Davis, California
September 4, 2007
Seeds and global agriculture are
focus on international symposium
The
four-day symposium, "Translational Seed Biology: From Model
Systems to Crop Improvement," is hosted by the UC Davis
Plant Sciences Department. It will be held on campus in Freeborn
Hall, with a tour of Sacramento Valley seed-production
operations planned for Sept. 20.
"This international symposium will focus on how fundamental
knowledge of seed biology can be transferred into practical use
to improve the agricultural and nutritional value of crops,"
said Kent Bradford, conference coordinator and director of UC
Davis' Seed Biotechnology Center.
"The ability to modify seeds with specific changes provides
enormous potential to meet the growing global demand for food
and improved nutrition, but only if research discoveries can be
adapted to the biological requirements of seeds and to the
practical economic demands of the marketplace," Bradford said.
The symposium will bring together scientists who study
fundamental aspects of seed biology as well as crop scientists
and breeders who use that knowledge to develop new crop
varieties.
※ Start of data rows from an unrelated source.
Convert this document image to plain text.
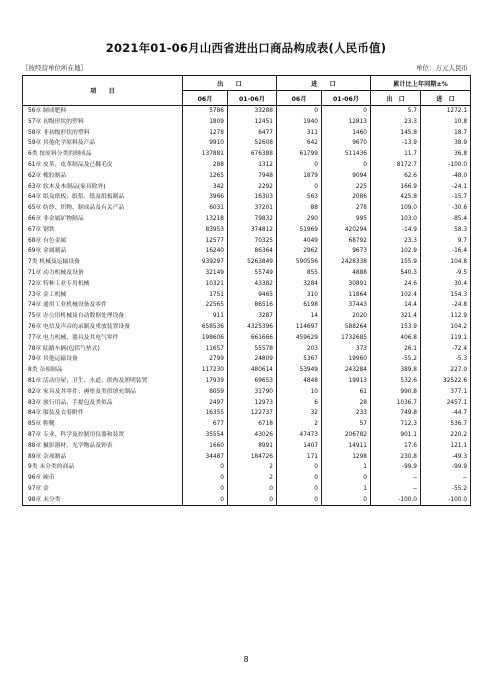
2021年01-06月山西省进出口商品构成表(人民币值)
〖按经营单位所在地〗	单位：万元人民币
项　　目	出　　口		进　　口		累计比上年同期±%	
	06月	01-06月	06月	01-06月	出　口	进　口
56章 制成肥料	5786	33288	0	0	5.7	1272.1
57章 初级形状的塑料	1809	12451	1940	12813	23.3	10.8
58章 非初级形状的塑料	1278	6477	311	1460	145.8	18.7
59章 其他化学原料及产品	9910	52608	642	9670	-13.9	38.9
6类 按原料分类的制成品	137881	676388	61799	511436	11.7	36.8
61章 皮革、皮革制品及已鞣毛皮	288	1312	0	0	8172.7	-100.0
62章 橡胶制品	1265	7948	1879	9094	62.6	-48.0
63章 软木及木制品(家具除外)	342	2292	0	225	166.9	-24.1
64章 纸及纸板；纸浆、纸及纸板制品	3966	16303	563	2086	425.8	-15.7
65章 纺纱、织物、制成品及有关产品	6031	37201	88	278	109.0	-30.6
66章 非金属矿物制品	13218	79832	290	995	103.0	-85.4
67章 钢铁	83953	374812	51969	420294	-14.9	58.3
68章 有色金属	12577	70325	4049	68792	23.3	9.7
69章 金属制品	16240	86364	2962	9673	102.9	-16.4
7类 机械及运输设备	939297	5263849	590556	2428338	155.9	104.8
71章 动力机械及设备	32149	55749	855	4888	540.3	-9.5
72章 特种工业专用机械	10321	43382	3284	30891	24.6	30.4
73章 金工机械	1751	9465	310	11864	102.4	154.3
74章 通用工业机械设备及零件	22565	86516	6198	37443	14.4	-24.8
75章 办公用机械及自动数据处理设备	911	3287	14	2020	321.4	112.9
76章 电信及声音的录制及重放装置设备	658536	4325396	114697	588264	153.9	104.2
77章 电力机械、器具及其电气零件	198606	661666	459629	1732685	406.8	119.1
78章 陆路车辆(包括气垫式)	11657	55578	203	373	26.1	-72.4
79章 其他运输设备	2799	24809	5367	19960	-55.2	-5.3
8类 杂项制品	117230	480614	53949	243284	389.8	227.0
81章 活动房屋；卫生、水道、供热及照明装置	17939	69653	4848	19913	532.6	32522.6
82章 家具及其零件；褥垫及类似填充制品	8059	31790	10	61	990.8	377.1
83章 旅行用品、手提包及类似品	2497	12973	6	28	1036.7	2457.1
84章 服装及衣着附件	16355	122737	32	233	749.8	-44.7
85章 鞋靴	677	6718	2	57	712.3	536.7
87章 专业、科学及控制用仪器和装置	35554	43026	47473	206782	901.1	220.2
88章 摄影器材、光学物品及钟表	1660	8991	1407	14911	17.6	121.1
89章 杂项制品	34487	184726	171	1298	230.8	-49.3
9类 未分类的商品	0	2	0	1	-99.9	-99.9
96章 硬币	0	2	0	0	--	--
97章 金	0	0	0	1	--	-55.2
98章 未分类	0	0	0	0	-100.0	-100.0
8
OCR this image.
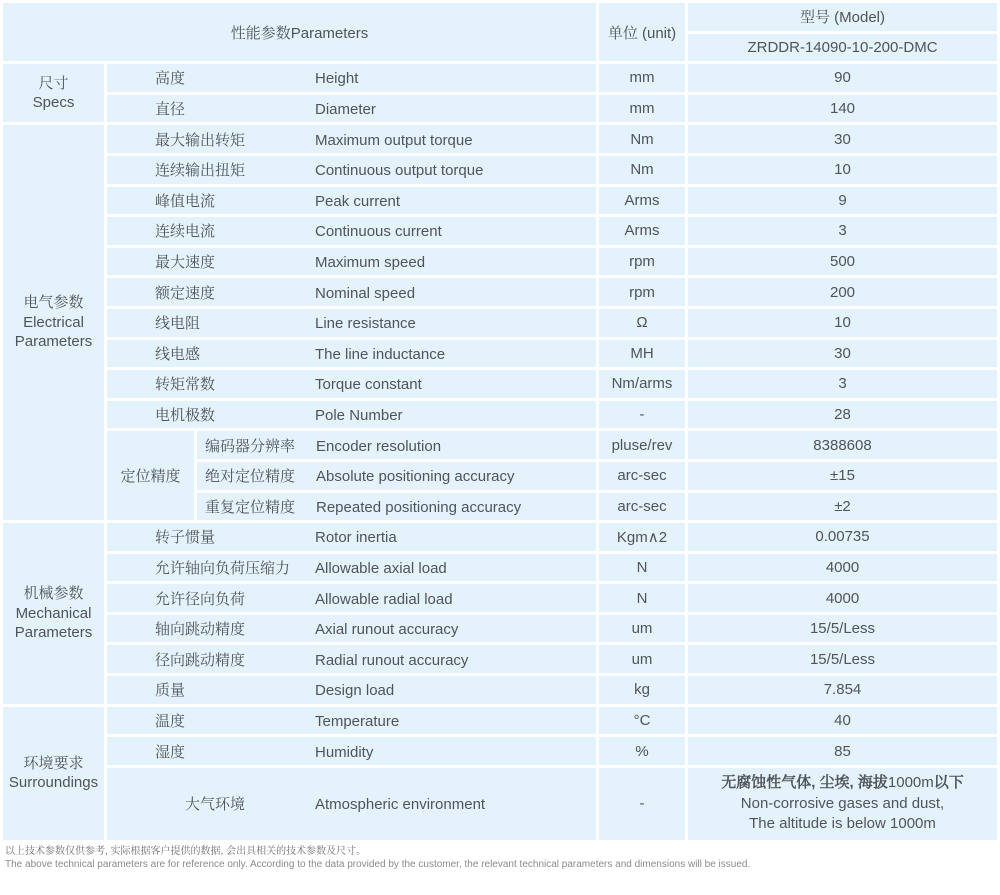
性能参数Parameters			单位 (unit)	型号 (Model)
				ZRDDR-14090-10-200-DMC

尺寸
Specs	高度 Height		mm	90
	直径 Diameter		mm	140

电气参数
Electrical
Parameters	最大输出转矩 Maximum output torque		Nm	30
	连续输出扭矩 Continuous output torque		Nm	10
	峰值电流 Peak current		Arms	9
	连续电流 Continuous current		Arms	3
	最大速度 Maximum speed		rpm	500
	额定速度 Nominal speed		rpm	200
	线电阻 Line resistance		Ω	10
	线电感 The line inductance		MH	30
	转矩常数 Torque constant		Nm/arms	3
	电机极数 Pole Number		-	28
	定位精度	编码器分辨率 Encoder resolution	pluse/rev	8388608
		绝对定位精度 Absolute positioning accuracy	arc-sec	±15
		重复定位精度 Repeated positioning accuracy	arc-sec	±2

机械参数
Mechanical
Parameters	转子惯量 Rotor inertia		Kgm∧2	0.00735
	允许轴向负荷压缩力 Allowable axial load		N	4000
	允许径向负荷 Allowable radial load		N	4000
	轴向跳动精度 Axial runout accuracy		um	15/5/Less
	径向跳动精度 Radial runout accuracy		um	15/5/Less
	质量 Design load		kg	7.854

环境要求
Surroundings	温度 Temperature		°C	40
	湿度 Humidity		%	85
	大气环境 Atmospheric environment		-	无腐蚀性气体, 尘埃, 海拔1000m以下
Non-corrosive gases and dust,
The altitude is below 1000m
以上技术参数仅供参考, 实际根据客户提供的数据, 会出具相关的技术参数及尺寸。
The above technical parameters are for reference only. According to the data provided by the customer, the relevant technical parameters and dimensions will be issued.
The meeting coordinators anticipate that this broad
range of symposium participants will identify high-priority
challenges and opportunities for future crop research and
development.
Keynote speaker for the conference's opening evening session on
Sept.
17 will be Rob Horsch, director of agricultural programs for the
Bill and Melinda Gates Foundation. Horsch will discuss the
critical role of seed improvement in global agriculture.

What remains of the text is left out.